The negotiations are hung up on Bill 124. The proposed legislation would limit public sector wage increases to 1 per cent a year. Although this bill has not been passed yet, Western is still aiming for this standard.
But, Ciriello cited that inflation is moving at a rate of 2.1 per cent right now, and argued a 1 per cent increase would become a wage cut over time. This draws out negotiations revolving around increased compensation and benefits.
“It’s not legislation yet, let’s move on. When it becomes legislation, then we can deal with the situation,” Ciriello said. “My long term concern actually is I believe the university is trying to establish a new low for negotiations. That’s for every group on campus.”
And UWOFA is feeling the weight on their shoulders.
Ciriello is already thinking ahead to contract negotiations between the administration and the teaching assistants’ and post-doctorals’ union set to take place this year, and even for when UWOFA re-enters the battleground on behalf of faculty in three years.
“Whatever happens in this negotiation will set the tone for all future negotiations with all employee groups on campus.”
The local TA union — part of the Public Service Alliance of Canada — has actively supported UWOFA through their negotiations.
The faculty union has been trying a variety of strategies to have their voices heard on campus. On Thursday, members of the faculty union took to the streets, starting on Concrete Beach.
Around 50 people marched through campus, into the D.B. Weldon Library and down to Western’s gates on Richmond Street. The faculty union was joined by PSAC, provincial and local workers unions and the Amalgamated Transit Union to host a rally in support of librarians and archivists. London North Centre MPP Terence Kernaghan and NDP federal candidate Dirka Prout marched alongside the unions.
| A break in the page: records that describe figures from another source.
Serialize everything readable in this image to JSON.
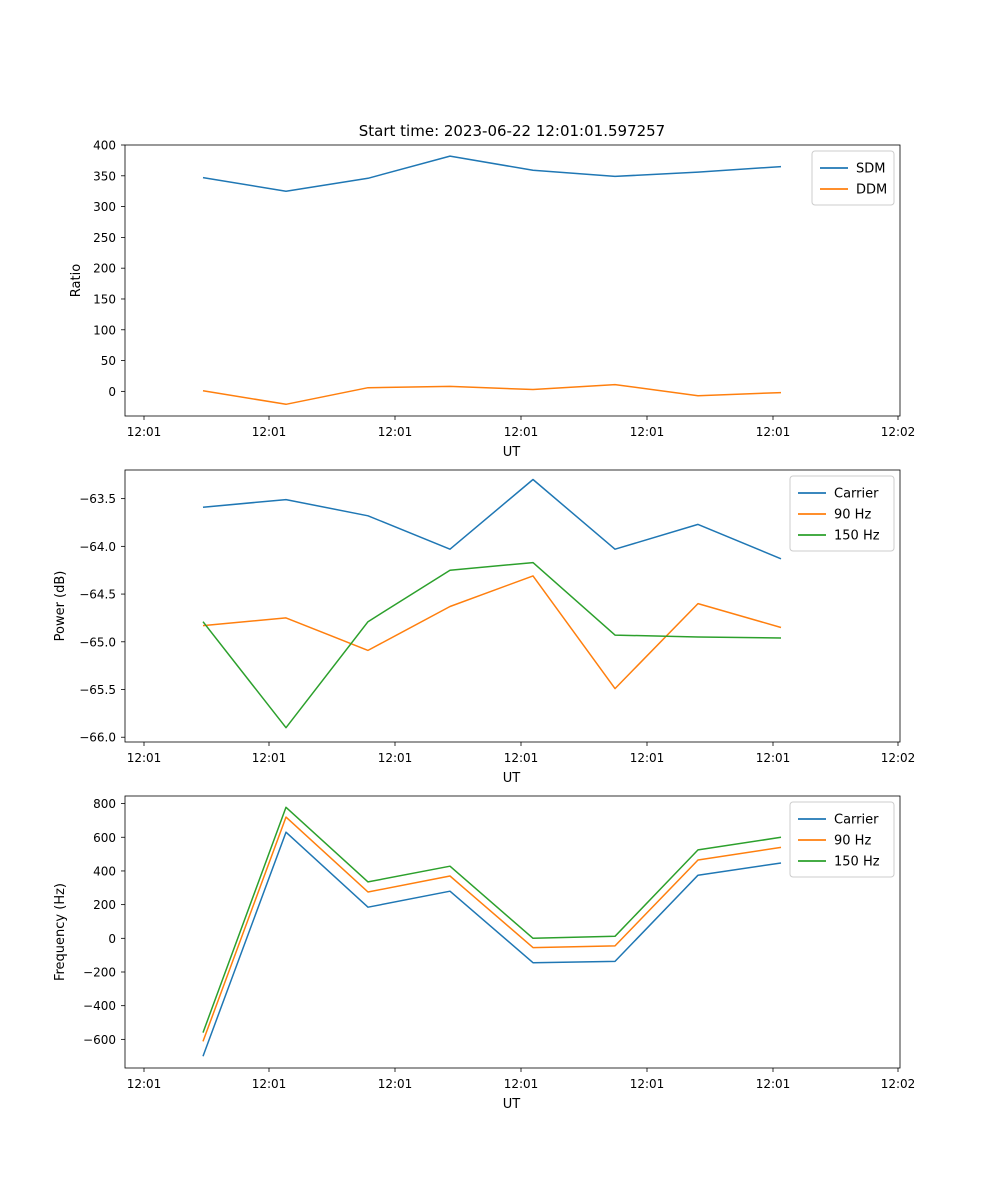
{
  "title": "Start time: 2023-06-22 12:01:01.597257",
  "chart_data": [
    {
      "type": "line",
      "xlabel": "UT",
      "ylabel": "Ratio",
      "x_tick_labels": [
        "12:01",
        "12:01",
        "12:01",
        "12:01",
        "12:01",
        "12:01",
        "12:02"
      ],
      "ylim": [
        -40,
        400
      ],
      "yticks": [
        0,
        50,
        100,
        150,
        200,
        250,
        300,
        350,
        400
      ],
      "ytick_labels": [
        "0",
        "50",
        "100",
        "150",
        "200",
        "250",
        "300",
        "350",
        "400"
      ],
      "legend_position": "top-right",
      "series": [
        {
          "name": "SDM",
          "color": "#1f77b4",
          "values": [
            347,
            325,
            346,
            382,
            359,
            349,
            356,
            365
          ]
        },
        {
          "name": "DDM",
          "color": "#ff7f0e",
          "values": [
            1,
            -21,
            6,
            8,
            3,
            11,
            -7,
            -2
          ]
        }
      ]
    },
    {
      "type": "line",
      "xlabel": "UT",
      "ylabel": "Power (dB)",
      "x_tick_labels": [
        "12:01",
        "12:01",
        "12:01",
        "12:01",
        "12:01",
        "12:01",
        "12:02"
      ],
      "ylim": [
        -66.05,
        -63.2
      ],
      "yticks": [
        -66.0,
        -65.5,
        -65.0,
        -64.5,
        -64.0,
        -63.5
      ],
      "ytick_labels": [
        "−66.0",
        "−65.5",
        "−65.0",
        "−64.5",
        "−64.0",
        "−63.5"
      ],
      "legend_position": "top-right",
      "series": [
        {
          "name": "Carrier",
          "color": "#1f77b4",
          "values": [
            -63.59,
            -63.51,
            -63.68,
            -64.03,
            -63.3,
            -64.03,
            -63.77,
            -64.13
          ]
        },
        {
          "name": "90 Hz",
          "color": "#ff7f0e",
          "values": [
            -64.83,
            -64.75,
            -65.09,
            -64.63,
            -64.31,
            -65.49,
            -64.6,
            -64.85
          ]
        },
        {
          "name": "150 Hz",
          "color": "#2ca02c",
          "values": [
            -64.79,
            -65.9,
            -64.79,
            -64.25,
            -64.17,
            -64.93,
            -64.95,
            -64.96
          ]
        }
      ]
    },
    {
      "type": "line",
      "xlabel": "UT",
      "ylabel": "Frequency (Hz)",
      "x_tick_labels": [
        "12:01",
        "12:01",
        "12:01",
        "12:01",
        "12:01",
        "12:01",
        "12:02"
      ],
      "ylim": [
        -770,
        845
      ],
      "yticks": [
        -600,
        -400,
        -200,
        0,
        200,
        400,
        600,
        800
      ],
      "ytick_labels": [
        "−600",
        "−400",
        "−200",
        "0",
        "200",
        "400",
        "600",
        "800"
      ],
      "legend_position": "top-right",
      "series": [
        {
          "name": "Carrier",
          "color": "#1f77b4",
          "values": [
            -700,
            630,
            185,
            280,
            -145,
            -137,
            375,
            447
          ]
        },
        {
          "name": "90 Hz",
          "color": "#ff7f0e",
          "values": [
            -612,
            720,
            275,
            370,
            -55,
            -45,
            465,
            540
          ]
        },
        {
          "name": "150 Hz",
          "color": "#2ca02c",
          "values": [
            -560,
            778,
            335,
            428,
            0,
            12,
            525,
            600
          ]
        }
      ]
    }
  ]
}
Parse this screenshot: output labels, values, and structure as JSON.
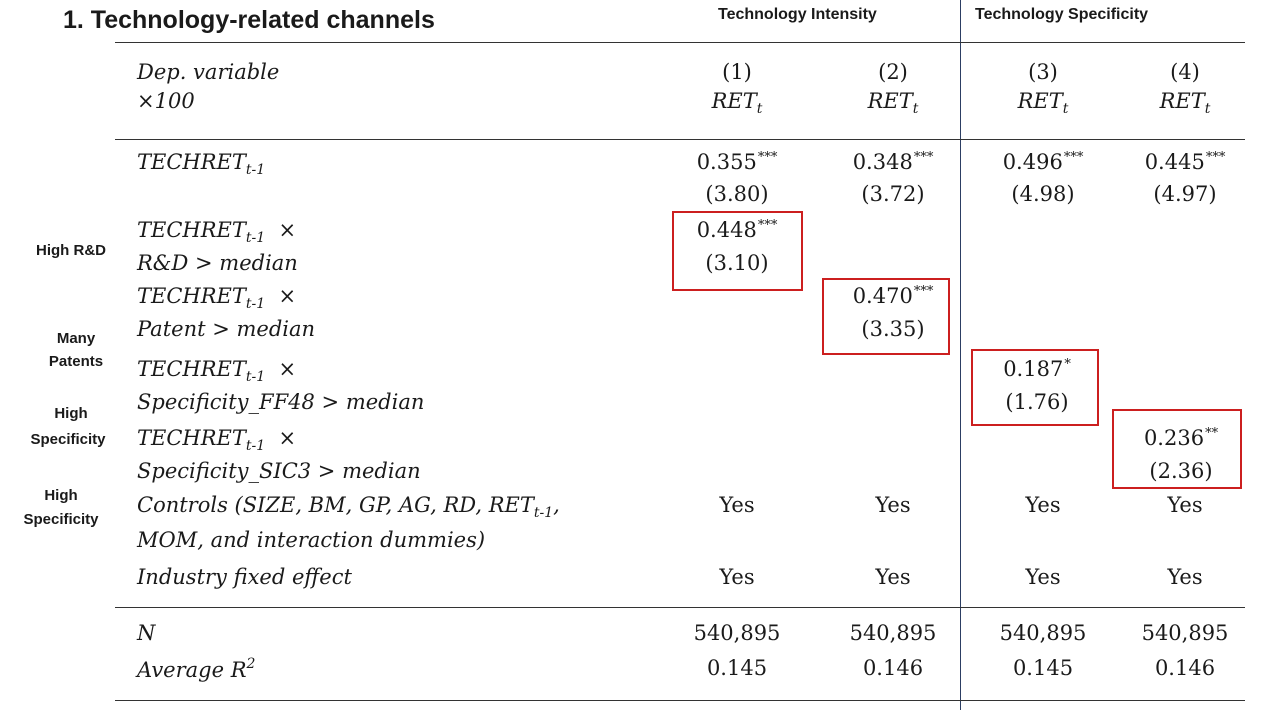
{
  "title": "1. Technology-related channels",
  "groups": {
    "intensity": "Technology Intensity",
    "specificity": "Technology Specificity"
  },
  "header": {
    "dep_line1": "Dep. variable",
    "dep_line2": "×100",
    "cols": [
      "(1)",
      "(2)",
      "(3)",
      "(4)"
    ],
    "ret_base": "RET",
    "ret_sub": "t"
  },
  "rows": {
    "techret": {
      "base": "TECHRET",
      "sub": "t-1"
    },
    "times": "×",
    "rd_label": "R&D > median",
    "patent_label": "Patent > median",
    "ff48_label": "Specificity_FF48 > median",
    "sic3_label": "Specificity_SIC3 > median",
    "controls_line1_a": "Controls (SIZE, BM, GP, AG, RD, RET",
    "controls_line1_sub": "t-1",
    "controls_line1_b": ",",
    "controls_line2": "MOM, and interaction dummies)",
    "industry": "Industry fixed effect",
    "n_label": "N",
    "r2_label": "Average R",
    "r2_sup": "2"
  },
  "values": {
    "techret_coef": [
      "0.355",
      "0.348",
      "0.496",
      "0.445"
    ],
    "techret_stars": [
      "***",
      "***",
      "***",
      "***"
    ],
    "techret_t": [
      "(3.80)",
      "(3.72)",
      "(4.98)",
      "(4.97)"
    ],
    "rd_coef": "0.448",
    "rd_stars": "***",
    "rd_t": "(3.10)",
    "patent_coef": "0.470",
    "patent_stars": "***",
    "patent_t": "(3.35)",
    "ff48_coef": "0.187",
    "ff48_stars": "*",
    "ff48_t": "(1.76)",
    "sic3_coef": "0.236",
    "sic3_stars": "**",
    "sic3_t": "(2.36)",
    "controls": [
      "Yes",
      "Yes",
      "Yes",
      "Yes"
    ],
    "industry": [
      "Yes",
      "Yes",
      "Yes",
      "Yes"
    ],
    "n": [
      "540,895",
      "540,895",
      "540,895",
      "540,895"
    ],
    "r2": [
      "0.145",
      "0.146",
      "0.145",
      "0.146"
    ]
  },
  "side_labels": {
    "high_rd": "High R&D",
    "many_patents_1": "Many",
    "many_patents_2": "Patents",
    "high_spec1_1": "High",
    "high_spec1_2": "Specificity",
    "high_spec2_1": "High",
    "high_spec2_2": "Specificity"
  },
  "colors": {
    "highlight_box": "#cc1f1f",
    "divider": "#2c3e63"
  }
}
A week earlier, PSAC led a rally through the library and into the University Community Centre. They made their way into the University Students’ Council office, chanting and waving flags
UWOFA has also spread leaflets around campus, asking students and the public to stand with education workers.
PSAC president Ari Vangeest led the crowd into Weldon, singing pro-union songs and chanting, accompanied by a circle of drums. Students gathered around the crowd and filmed on their phones.
Two women working at the library’s front desk said they were surprised by the loud commotion, but appreciated the support nonetheless.
The crowd marched to sing outside of Western’s president Alan Shepard’s office at Stevenson Hall, then made their way to the front gates, blocking traffic as they went. A microphone and table of coffee were waiting for protesters when they reached the gates.
Many stayed after the speeches to hand out leaflets.
In support of UWOFA, the Amalgamated Transit Union said buses will detour around campus if a strike begins. It’s written into transit workers’ collective agreement that they will not cross a picket line.
“The whole city should be standing behind you,” the transit union’s president Steve Holmes said. “We’ll do our part, we’ll not cross the picket line and we’ll be standing with you when we can.”